Yeah, I genuinely hate FromSoft fans. I like a lot of the games, but you can't criticize anything without that community being insufferable.
I'm an Armored Core enjoyer and people can and have pointed out some glaring flaws with those games.
And I accept that. I even agree with many of those criticisms.
THAT SHOULD NOT BE A RARE POSITION TO TAKE.
People who like DS also hate that slogan, especially the way it was used in DS2. Completely warps the tone of the games. I think DS2 has cool stuff here and there but it ultimately does suffer immensely from the good director being too busy with other things.
I actually enjoyed the DS series somewhat, but because I made a non-worshipful reference to that marketing slogan, I got shit for it.

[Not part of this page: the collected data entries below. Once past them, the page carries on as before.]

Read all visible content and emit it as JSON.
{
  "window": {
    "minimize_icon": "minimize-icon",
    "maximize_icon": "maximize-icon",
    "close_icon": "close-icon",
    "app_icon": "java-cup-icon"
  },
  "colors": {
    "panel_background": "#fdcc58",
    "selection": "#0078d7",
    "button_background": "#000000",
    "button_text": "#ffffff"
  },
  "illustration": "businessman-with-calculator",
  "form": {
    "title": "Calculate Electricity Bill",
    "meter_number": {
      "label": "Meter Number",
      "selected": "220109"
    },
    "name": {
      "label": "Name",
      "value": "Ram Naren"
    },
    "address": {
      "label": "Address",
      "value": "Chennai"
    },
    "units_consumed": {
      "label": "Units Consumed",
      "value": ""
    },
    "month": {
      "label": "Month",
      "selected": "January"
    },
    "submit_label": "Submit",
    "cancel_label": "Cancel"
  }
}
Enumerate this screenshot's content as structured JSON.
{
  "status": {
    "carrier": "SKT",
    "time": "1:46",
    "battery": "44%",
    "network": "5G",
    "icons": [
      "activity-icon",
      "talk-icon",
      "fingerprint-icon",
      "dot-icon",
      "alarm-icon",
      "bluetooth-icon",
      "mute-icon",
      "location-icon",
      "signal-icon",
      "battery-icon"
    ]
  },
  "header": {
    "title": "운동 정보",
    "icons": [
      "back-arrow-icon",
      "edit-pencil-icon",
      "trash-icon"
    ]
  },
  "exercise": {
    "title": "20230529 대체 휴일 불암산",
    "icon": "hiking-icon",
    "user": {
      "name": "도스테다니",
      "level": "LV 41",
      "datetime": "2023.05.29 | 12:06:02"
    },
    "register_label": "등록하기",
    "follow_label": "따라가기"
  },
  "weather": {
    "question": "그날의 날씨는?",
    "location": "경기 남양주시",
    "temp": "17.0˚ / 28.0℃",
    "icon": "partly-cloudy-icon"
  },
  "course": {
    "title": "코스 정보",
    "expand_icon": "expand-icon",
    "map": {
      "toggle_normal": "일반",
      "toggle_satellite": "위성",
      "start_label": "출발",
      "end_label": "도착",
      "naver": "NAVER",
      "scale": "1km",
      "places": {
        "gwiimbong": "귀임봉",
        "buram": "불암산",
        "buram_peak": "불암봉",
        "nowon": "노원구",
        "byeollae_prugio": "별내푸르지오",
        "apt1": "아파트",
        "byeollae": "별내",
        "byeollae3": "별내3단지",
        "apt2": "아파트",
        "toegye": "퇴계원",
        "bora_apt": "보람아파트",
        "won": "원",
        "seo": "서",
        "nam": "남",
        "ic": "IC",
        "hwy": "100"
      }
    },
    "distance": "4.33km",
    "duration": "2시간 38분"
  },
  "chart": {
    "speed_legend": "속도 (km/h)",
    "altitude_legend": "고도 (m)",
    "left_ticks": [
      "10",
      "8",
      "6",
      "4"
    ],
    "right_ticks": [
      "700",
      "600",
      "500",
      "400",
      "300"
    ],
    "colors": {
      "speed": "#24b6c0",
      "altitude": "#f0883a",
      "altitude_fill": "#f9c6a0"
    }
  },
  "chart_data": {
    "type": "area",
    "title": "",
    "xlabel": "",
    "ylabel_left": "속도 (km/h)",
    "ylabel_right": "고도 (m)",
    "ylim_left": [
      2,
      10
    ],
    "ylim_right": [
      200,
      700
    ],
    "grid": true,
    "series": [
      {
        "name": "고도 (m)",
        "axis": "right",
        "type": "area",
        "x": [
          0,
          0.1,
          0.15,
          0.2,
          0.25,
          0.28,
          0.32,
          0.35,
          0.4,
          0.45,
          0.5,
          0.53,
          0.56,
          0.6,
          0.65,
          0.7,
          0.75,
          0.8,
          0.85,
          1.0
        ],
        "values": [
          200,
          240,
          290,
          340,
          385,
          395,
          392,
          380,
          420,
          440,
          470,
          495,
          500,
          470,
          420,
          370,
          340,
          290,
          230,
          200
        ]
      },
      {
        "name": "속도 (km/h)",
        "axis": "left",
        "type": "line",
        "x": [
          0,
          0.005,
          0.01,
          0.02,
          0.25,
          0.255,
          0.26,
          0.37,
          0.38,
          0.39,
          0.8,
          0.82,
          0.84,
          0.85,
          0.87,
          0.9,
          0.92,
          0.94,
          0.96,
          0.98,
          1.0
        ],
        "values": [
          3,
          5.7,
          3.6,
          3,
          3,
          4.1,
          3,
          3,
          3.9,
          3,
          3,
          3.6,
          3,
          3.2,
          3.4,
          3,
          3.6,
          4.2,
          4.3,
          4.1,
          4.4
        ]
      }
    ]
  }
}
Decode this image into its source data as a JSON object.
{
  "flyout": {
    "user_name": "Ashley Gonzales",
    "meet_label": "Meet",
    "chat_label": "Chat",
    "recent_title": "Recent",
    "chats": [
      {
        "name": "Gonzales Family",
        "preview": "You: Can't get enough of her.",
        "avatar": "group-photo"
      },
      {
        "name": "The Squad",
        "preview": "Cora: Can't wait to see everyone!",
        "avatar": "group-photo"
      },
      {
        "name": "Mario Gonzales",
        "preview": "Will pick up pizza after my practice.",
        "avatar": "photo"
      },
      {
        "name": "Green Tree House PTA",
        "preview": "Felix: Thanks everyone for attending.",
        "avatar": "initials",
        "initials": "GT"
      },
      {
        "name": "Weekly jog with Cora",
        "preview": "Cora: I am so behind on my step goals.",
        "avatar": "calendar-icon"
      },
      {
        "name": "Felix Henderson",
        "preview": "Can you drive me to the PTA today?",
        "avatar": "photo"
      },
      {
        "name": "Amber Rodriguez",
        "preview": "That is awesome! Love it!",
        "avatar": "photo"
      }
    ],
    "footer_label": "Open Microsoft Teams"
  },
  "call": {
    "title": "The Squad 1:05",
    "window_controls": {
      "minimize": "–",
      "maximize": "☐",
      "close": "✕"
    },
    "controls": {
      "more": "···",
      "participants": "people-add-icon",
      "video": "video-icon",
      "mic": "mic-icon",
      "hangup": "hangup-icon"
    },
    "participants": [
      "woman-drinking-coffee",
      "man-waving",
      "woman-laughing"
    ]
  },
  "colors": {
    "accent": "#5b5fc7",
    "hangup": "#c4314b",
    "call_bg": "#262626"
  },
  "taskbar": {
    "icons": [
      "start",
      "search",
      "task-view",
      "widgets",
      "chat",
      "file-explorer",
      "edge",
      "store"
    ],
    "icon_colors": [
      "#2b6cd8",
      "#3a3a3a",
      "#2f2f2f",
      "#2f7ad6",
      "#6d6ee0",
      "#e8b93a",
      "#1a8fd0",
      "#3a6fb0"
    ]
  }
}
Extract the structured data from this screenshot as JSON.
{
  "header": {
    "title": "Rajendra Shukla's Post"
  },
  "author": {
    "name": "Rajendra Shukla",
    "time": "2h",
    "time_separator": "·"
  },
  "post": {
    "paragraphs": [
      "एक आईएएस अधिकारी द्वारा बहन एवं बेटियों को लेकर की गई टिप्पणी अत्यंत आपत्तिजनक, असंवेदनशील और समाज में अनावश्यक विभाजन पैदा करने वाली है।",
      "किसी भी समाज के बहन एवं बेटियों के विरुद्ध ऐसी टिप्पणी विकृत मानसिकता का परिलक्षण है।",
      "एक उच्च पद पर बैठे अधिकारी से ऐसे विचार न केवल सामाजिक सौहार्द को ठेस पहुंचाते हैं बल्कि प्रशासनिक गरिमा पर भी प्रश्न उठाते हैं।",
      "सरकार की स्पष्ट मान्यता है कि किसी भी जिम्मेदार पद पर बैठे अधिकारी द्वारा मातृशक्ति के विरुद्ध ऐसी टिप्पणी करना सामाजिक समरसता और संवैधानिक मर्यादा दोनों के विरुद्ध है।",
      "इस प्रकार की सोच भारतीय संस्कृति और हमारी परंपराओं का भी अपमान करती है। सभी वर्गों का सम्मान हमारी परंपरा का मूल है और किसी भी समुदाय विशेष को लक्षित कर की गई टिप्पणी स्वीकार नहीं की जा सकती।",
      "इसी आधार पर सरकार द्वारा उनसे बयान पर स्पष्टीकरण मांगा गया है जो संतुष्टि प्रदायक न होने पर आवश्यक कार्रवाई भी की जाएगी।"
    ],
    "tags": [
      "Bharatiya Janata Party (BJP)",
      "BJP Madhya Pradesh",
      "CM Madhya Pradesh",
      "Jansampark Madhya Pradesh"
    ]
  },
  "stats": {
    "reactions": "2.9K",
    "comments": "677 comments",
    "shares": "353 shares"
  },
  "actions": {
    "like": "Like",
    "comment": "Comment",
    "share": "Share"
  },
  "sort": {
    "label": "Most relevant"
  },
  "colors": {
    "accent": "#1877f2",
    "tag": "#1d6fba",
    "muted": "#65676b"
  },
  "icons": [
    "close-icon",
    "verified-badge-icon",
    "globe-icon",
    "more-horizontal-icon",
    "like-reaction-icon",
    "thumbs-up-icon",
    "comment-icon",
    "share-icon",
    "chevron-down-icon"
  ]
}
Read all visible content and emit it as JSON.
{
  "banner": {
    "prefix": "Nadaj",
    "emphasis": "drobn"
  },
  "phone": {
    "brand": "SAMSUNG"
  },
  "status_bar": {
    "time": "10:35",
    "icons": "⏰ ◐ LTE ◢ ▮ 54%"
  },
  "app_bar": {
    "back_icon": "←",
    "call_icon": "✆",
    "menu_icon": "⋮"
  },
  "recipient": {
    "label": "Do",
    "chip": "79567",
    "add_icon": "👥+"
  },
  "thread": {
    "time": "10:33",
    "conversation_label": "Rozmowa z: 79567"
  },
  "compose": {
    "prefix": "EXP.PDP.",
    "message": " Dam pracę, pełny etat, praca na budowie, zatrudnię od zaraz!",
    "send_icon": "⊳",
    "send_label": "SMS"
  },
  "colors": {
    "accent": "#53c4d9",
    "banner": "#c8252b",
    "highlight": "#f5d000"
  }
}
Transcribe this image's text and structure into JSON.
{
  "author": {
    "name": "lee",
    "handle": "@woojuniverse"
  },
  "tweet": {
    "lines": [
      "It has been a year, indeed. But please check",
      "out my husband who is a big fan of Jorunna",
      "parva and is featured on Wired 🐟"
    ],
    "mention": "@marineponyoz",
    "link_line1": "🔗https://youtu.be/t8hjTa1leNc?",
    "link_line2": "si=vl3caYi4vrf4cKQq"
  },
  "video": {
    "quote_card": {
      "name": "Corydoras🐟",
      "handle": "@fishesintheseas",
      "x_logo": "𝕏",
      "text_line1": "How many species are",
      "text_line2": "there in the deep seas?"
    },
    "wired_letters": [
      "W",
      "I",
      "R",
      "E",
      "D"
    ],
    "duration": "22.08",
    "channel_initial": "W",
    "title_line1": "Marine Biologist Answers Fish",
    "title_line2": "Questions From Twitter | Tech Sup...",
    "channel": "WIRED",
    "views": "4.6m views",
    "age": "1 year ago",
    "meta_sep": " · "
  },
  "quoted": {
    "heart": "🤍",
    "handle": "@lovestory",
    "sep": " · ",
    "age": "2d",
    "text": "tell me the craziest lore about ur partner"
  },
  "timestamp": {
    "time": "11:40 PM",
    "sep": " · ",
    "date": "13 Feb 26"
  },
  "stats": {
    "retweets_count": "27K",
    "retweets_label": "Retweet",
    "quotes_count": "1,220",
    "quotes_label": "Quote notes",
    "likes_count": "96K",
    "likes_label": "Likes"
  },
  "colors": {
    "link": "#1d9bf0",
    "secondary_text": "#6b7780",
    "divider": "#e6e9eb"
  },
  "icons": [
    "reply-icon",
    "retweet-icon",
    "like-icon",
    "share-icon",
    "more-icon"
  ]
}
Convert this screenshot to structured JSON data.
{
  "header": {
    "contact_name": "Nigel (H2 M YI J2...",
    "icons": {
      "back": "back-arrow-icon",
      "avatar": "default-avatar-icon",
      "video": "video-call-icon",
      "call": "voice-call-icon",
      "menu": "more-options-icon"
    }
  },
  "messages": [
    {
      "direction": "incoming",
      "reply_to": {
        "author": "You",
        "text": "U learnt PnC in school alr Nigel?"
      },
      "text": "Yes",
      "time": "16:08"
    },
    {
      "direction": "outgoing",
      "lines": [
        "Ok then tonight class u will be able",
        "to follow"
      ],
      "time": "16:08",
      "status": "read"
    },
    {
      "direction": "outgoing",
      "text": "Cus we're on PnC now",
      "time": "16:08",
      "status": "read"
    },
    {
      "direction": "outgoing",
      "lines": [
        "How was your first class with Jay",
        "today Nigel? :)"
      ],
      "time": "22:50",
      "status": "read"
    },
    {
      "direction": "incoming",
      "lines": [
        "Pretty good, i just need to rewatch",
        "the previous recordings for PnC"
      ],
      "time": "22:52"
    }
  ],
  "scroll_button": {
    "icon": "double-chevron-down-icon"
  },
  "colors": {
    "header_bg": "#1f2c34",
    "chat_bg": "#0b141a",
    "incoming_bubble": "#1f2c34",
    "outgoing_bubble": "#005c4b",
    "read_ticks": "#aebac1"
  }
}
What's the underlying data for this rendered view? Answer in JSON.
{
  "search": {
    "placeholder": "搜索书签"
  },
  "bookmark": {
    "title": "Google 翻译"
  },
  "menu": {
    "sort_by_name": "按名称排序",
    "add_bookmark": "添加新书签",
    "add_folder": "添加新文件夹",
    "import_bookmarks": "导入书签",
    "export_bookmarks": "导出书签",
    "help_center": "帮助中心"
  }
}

I'm not gonna hitch myself to that other guy's wagon, but you sound a little silly complaining about it. Like, yeah there were and I guess probably are shitheads who are all for the "hardcore gamer culture" but the overwhelming majority of Souls fans, including the really invested ones, think that the DS2 marketing was cringe as shit because the games aren't really supposed to be grimdark or sadistic like that. It's all about learning through trial-and-error, not "failure" as a mark of not being "good".
I think you sound a little silly being that selective in the side you're taking when I bring it up because after the fact and with no one in particular being targeted with that remark I got that much of a hostile and personalized response.
Good, but I didn't see that here. I'll just have to believe you there.
Yes, and as I said, I did enjoy the games for what they were.
The moral of Undertale is that children who are beaten shouldn't fight back
Anyway I completely failed to understand the sparing mechanic because Toriel was the one to explain it and I correctly pegged her as an abusive hypocrite. I thought she was talking complete nonsense when she told me to practice talking with a wooden dummy. If she wanted me to believe in nonviolence maybe she could have not used violence to rescue me from Flowey.
I killed Toriel and nobody else when I played it and stand by my decision.
i don't think its deep, i just liked that it broke the fourth wall and fucked up your save file, and that sans is an insane fight
To be fair to the game that's only the bait and switch at the very start with Toriel, designed to make the player reload and introduce the save meta-fuckery with Flowey. From then on the only incentive to do violence is getting stuck at a puzzle or completionism (which is at the heart of the meta-narrative).
The commentary on violence by itself is naive though (even the game points it out at one point) and if you don't like the characters or roll your eyes at 4th wall stuff the whole thing falls apart pretty quick.